On the other side of the discussion were transgender activists and a petition with 1,200 signatures urging the Poway Unified School District to not make changes to its current practices. The student who started the petition, identified by the Union Tribune as 17-year-old transgender student Siobhan Garry, said that “every student finds changing in the locker room fairly uncomfortable to a certain degree.” The student did not have an issue with private changing areas.

Franz said she wants the district to make students aware of a transgender student using an opposite-sex bathroom and to install curtains or another means of privacy.

A spokesperson for the district told the Union Tribune that Franz's notification proposal would violate privacy laws.

Kathie Moehlig did not speak at the school board meeting, but she told the Union Tribune that she was a representative of the family of the transgender student in question. Moehlig said that “this is the first issue I'm aware of that anyone has brought up with [the state law]” and that “in working with people at the Transgender Law Center in California, it's the first one that they know of.”
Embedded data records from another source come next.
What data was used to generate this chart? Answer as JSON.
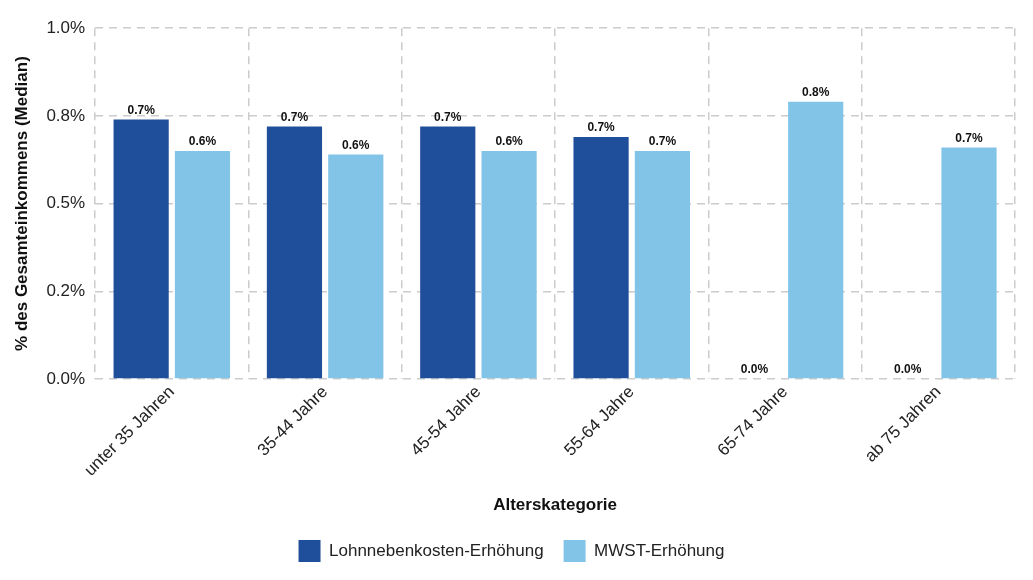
{
  "chart_data": {
    "type": "bar",
    "xlabel": "Alterskategorie",
    "ylabel": "% des Gesamteinkommens (Median)",
    "categories": [
      "unter 35 Jahren",
      "35-44 Jahre",
      "45-54 Jahre",
      "55-64 Jahre",
      "65-74 Jahre",
      "ab 75 Jahren"
    ],
    "series": [
      {
        "name": "Lohnnebenkosten-Erhöhung",
        "color": "#1f4e9a",
        "values": [
          0.74,
          0.72,
          0.72,
          0.69,
          0,
          0
        ],
        "value_labels": [
          "0.7%",
          "0.7%",
          "0.7%",
          "0.7%",
          "0.0%",
          "0.0%"
        ]
      },
      {
        "name": "MWST-Erhöhung",
        "color": "#82c4e8",
        "values": [
          0.65,
          0.64,
          0.65,
          0.65,
          0.79,
          0.66
        ],
        "value_labels": [
          "0.6%",
          "0.6%",
          "0.6%",
          "0.7%",
          "0.8%",
          "0.7%"
        ]
      }
    ],
    "ylim": [
      0,
      1
    ],
    "yticks": [
      {
        "value": 0,
        "label": "0.0%"
      },
      {
        "value": 0.25,
        "label": "0.2%"
      },
      {
        "value": 0.5,
        "label": "0.5%"
      },
      {
        "value": 0.75,
        "label": "0.8%"
      },
      {
        "value": 1,
        "label": "1.0%"
      }
    ],
    "grid": true,
    "legend": "bottom"
  }
}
A person familiar with the debate who was in the room on Tuesday told LifeSiteNews that both sides were largely in agreement with each other and that the debate was over misunderstandings. The person said that Franz said the transgender student was ill-treated by having to change in a bathroom stall for privacy purposes and that privacy concerns were shared by both sides.

The state left how to implement the transgender law up to each district, said the anonymous person, which has caused confusion as unpredicted scenarios occur. Five people from each side were allowed to speak, though supporters of the existing law seemed to be louder and more numerous, LifeSiteNews was told.

The debate took place during the school board's section for public comment, which means the board doesn't have to act on what was discussed.